People v. Remer

243 A.D. 566 | N.Y. App. Div. | 1934

Judgment of the County Court of Kings county convicting defendant of the crime of taking unlawful fees in violation of section 1826 of the Penal Law reversed on the law and a new trial ordered. Independent and corroborative proof tending to connect the defendant with the commission of the crime was essential. Such proof need not be of great probative force. (People v. Dixon, 231 N. Y. 111, 116.) We are of opinion that the proof in the case, as submitted to the jury, while *567competent, did not, standing alone, measure up to the standard required. The applicability of the Code of Criminal Procedure (§ 399), the status of Campo as an accomplice as a matter of law, and the need of independent proof were not presented to the jury by the learned trial judge in any form in his charge. However, had the testimony of the special investigator of the public welfare department as to an alleged admission made by the defendant not been struck from the record by the trial court, there would have been ample corroboration. That testimony was struck out on the theory that it was inadmissible because it involved the commission of independent crimes. The nature of the admission was that defendant had taken fifty dollars by way of gratuities generally but could not remember whether or not all or part of that sum was received from this particular complainant. It was, therefore, impossible to segregate from that admission, as bearing upon this particular crime, the admission of the defendant as to the commission of other crimes.
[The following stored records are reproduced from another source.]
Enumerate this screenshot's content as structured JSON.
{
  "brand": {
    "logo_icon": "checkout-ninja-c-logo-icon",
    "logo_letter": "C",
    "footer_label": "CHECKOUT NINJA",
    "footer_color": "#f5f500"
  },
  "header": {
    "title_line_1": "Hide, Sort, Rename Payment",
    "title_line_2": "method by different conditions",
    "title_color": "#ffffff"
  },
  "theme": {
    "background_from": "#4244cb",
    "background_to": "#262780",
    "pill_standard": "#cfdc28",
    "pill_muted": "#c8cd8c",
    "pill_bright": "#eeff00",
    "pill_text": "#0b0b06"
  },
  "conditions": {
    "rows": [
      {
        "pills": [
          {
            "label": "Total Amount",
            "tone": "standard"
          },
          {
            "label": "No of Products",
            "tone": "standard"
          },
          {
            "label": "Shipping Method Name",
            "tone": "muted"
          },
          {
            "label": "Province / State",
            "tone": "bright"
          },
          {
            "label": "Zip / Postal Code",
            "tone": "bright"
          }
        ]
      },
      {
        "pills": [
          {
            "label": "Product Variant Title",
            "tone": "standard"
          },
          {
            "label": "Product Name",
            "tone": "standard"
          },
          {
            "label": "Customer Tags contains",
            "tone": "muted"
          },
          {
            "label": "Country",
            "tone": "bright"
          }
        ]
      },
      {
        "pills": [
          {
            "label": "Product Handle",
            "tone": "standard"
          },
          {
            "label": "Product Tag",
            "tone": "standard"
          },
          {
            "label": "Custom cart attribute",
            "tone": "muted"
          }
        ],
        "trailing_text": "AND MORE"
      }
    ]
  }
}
But that did not render the admission useless as evidence against him. It was for the jury, under the circumstances, to determine the applicability of the general admission of money taken to the specific crime charged in the indictment (Commonwealth v. Sawtelle, 141 Mass. 140; People v. Cahill, 193 N. Y. 232) in conjunction with the poor memory of the defendant as to the complaint in question. The admission here was competent and, on the new trial, should be submitted to the jury by the trial court, under proper safeguards in the way of instruction to the jury to disregard that element of it which dealt with the commission of other crimes. Lazansky, P. J., Hagarty, Tompkins and Davis, JJ., concur; Carswell, J., dissents and votes to affirm.